Still, he goes on to say that we would do well to find a place for each type in the other's favorite professions, since the fields are complex enough for some different sorts to be needed. In science, to pick one obvious example, people with better interpersonal skills would make better mentors for students and younger scientists. Too many potentially good careers are ruined by research advisors with no personal skills - well, no helpful ones, anyway. (I've known some who had amazing talents of enraging and antagonizing people).
And on top of all this, there's no evidence that creativity and original thinking, which are in perpetually short supply, have any male-brain female-brain bias at all. But as Lawrence points out, the techniques that we use to fill positions, in both industry and academia, are biased toward male-brain behavior: unshakeable self-confidence, quick recall of all sorts of data, self-promotion in the form of long publication lists, and so on. We would do better, he says, to give less weight to "salesmanship and pushiness".
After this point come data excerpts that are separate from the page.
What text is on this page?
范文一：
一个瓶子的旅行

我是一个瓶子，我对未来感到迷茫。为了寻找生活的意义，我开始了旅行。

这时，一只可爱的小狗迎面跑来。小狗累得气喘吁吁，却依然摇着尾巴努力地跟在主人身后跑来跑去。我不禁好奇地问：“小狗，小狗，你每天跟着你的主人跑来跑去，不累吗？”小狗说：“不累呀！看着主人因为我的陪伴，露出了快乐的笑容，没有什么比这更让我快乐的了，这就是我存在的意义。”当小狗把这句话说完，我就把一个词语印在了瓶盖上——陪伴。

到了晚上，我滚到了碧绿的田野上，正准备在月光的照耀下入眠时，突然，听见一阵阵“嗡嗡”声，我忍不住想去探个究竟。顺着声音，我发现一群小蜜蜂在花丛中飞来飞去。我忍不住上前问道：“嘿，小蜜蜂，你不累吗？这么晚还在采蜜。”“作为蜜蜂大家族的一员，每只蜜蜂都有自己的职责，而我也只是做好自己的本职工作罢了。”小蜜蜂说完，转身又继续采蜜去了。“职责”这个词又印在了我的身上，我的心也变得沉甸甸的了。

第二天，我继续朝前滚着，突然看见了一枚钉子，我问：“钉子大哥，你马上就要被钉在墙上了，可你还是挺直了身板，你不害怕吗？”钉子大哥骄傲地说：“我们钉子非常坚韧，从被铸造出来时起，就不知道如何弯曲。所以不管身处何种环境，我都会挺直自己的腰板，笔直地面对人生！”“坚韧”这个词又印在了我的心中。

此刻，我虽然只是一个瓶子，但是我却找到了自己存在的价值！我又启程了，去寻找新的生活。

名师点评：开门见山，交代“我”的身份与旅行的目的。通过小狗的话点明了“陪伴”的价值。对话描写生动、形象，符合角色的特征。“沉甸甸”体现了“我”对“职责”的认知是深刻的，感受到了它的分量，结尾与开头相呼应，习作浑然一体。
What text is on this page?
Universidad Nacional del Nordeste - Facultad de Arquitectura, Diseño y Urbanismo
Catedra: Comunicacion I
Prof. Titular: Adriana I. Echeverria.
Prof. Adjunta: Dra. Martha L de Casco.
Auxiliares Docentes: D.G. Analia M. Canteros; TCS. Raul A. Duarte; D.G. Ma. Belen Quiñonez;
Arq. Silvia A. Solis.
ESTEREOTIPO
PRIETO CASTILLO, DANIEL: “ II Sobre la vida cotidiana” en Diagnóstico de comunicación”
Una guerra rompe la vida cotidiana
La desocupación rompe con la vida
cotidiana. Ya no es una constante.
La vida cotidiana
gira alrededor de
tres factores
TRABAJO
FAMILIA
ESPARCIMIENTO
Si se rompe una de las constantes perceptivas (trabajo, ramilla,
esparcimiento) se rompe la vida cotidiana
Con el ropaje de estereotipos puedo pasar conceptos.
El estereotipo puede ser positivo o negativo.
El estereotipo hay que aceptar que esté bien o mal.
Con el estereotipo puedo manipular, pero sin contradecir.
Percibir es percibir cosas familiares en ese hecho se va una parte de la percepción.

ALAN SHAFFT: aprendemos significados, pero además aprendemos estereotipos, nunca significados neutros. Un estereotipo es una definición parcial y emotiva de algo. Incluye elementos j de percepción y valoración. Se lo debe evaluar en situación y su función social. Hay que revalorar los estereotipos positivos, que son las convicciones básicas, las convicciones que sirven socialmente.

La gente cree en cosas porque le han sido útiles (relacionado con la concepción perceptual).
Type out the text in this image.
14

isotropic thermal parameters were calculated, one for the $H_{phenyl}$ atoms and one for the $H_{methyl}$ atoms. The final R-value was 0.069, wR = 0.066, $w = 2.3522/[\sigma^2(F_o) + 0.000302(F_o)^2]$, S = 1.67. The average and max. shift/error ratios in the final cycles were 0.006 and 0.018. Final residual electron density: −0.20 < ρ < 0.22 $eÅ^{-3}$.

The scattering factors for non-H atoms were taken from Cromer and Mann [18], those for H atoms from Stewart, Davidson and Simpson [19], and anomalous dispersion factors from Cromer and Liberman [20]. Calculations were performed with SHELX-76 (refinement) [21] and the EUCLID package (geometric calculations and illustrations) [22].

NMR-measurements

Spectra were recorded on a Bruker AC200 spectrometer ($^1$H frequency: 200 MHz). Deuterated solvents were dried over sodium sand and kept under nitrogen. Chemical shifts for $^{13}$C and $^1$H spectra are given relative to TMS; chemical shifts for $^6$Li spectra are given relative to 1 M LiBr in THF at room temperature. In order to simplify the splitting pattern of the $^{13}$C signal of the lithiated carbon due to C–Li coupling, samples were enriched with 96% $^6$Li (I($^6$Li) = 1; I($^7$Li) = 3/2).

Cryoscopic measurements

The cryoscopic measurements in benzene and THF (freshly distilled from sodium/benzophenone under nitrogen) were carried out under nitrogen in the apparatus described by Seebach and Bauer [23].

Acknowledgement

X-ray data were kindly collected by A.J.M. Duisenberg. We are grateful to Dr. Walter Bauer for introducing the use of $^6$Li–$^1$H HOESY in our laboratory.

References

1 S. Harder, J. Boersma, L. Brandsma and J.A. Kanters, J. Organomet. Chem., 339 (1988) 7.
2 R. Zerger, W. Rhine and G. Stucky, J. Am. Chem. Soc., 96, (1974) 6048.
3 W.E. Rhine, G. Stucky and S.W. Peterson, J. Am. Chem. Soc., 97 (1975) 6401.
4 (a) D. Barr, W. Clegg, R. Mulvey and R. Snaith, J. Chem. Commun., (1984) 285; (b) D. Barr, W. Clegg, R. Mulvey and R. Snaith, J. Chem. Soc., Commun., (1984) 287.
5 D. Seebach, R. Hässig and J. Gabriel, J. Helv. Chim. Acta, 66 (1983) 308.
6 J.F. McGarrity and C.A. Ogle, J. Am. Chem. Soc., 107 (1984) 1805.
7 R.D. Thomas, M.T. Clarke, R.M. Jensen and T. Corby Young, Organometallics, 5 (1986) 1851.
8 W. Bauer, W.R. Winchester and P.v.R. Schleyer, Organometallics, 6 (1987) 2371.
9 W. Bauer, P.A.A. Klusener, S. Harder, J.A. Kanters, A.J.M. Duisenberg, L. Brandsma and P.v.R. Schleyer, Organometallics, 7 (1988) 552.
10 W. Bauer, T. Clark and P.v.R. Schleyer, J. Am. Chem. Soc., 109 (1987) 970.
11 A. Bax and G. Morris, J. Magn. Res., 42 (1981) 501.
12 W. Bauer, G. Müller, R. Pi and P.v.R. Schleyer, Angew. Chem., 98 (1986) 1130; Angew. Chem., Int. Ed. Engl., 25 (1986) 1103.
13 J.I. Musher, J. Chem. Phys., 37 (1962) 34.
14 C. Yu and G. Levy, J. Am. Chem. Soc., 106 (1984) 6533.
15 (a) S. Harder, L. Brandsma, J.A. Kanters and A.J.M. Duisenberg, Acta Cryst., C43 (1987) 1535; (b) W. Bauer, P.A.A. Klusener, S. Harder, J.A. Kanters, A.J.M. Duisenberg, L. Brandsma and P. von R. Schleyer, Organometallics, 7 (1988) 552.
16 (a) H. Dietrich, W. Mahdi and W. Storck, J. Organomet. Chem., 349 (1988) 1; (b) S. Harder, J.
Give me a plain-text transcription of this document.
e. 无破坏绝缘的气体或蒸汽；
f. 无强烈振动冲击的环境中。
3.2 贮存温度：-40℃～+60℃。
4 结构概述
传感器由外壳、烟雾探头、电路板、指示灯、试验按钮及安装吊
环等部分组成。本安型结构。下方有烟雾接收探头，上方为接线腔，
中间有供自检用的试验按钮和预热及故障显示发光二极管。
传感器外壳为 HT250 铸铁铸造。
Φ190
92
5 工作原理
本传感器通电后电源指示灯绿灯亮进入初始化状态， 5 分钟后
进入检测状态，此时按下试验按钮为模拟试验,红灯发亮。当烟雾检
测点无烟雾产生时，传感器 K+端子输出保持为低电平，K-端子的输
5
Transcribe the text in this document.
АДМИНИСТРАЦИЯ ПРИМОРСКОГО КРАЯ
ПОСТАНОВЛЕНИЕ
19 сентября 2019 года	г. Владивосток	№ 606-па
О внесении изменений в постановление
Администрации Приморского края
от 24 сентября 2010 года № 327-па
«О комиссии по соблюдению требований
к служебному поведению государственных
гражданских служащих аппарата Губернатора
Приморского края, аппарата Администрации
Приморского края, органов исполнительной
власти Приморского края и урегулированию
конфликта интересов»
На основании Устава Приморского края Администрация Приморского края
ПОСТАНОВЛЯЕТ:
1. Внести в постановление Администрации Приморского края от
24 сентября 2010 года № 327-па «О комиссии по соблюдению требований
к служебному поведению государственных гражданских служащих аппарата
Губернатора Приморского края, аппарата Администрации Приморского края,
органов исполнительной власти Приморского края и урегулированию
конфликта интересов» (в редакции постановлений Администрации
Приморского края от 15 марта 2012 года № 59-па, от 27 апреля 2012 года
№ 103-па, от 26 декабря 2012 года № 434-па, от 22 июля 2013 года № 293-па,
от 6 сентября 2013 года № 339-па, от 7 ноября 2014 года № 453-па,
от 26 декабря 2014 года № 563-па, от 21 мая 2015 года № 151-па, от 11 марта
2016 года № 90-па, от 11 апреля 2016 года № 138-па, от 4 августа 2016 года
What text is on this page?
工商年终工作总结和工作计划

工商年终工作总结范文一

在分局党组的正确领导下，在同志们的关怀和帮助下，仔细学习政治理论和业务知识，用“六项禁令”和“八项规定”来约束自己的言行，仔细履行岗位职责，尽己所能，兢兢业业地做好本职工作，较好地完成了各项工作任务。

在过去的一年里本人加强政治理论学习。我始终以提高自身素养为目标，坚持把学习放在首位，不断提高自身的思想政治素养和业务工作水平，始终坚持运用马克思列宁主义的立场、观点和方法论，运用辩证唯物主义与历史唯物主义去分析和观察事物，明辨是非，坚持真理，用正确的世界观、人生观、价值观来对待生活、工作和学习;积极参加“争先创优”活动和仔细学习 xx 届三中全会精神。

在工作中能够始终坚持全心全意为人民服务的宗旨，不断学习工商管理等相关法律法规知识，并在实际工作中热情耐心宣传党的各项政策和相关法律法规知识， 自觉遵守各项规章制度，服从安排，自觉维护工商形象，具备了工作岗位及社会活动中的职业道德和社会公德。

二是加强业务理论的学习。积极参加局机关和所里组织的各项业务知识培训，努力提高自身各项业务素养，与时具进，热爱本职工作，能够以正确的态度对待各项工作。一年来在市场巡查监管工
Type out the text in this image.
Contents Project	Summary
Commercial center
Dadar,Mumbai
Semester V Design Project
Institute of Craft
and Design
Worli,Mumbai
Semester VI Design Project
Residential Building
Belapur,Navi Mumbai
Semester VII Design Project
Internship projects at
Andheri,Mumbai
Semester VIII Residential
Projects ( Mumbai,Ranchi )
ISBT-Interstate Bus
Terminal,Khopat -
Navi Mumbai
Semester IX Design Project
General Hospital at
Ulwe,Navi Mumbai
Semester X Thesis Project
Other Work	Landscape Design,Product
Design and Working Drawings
I think he's got a good point. For example, it occurred to me fairly soon after coming to industry that most of the people who climbed the ladder in a company did so by devoting all their time to climbing the ladder. Anyone with a range of interests and activities, not all of them necessarily relevant to gaining power and position, was at a disadvantage and would generally lose out to the people who had made getting those things their life's work. Of course, in this way you end up promoting some people into supervisory positions whose main skills have nothing to do with being able to usefully supervise anyone, but that's a well-known problem, too.
Turning Lawrence's recommendation into something workable isn't going to be easy, though. Originality and creativity are famously hard to measure, or often even to recognize. Some people seem to have an eye for talent (I'm thinking of some historical examples from the arts world), but if it exists, it's a rare quality. And in many cases, we're going to be asking less creative people to evaluate more creative ones, which has been a traditional recipe for disaster.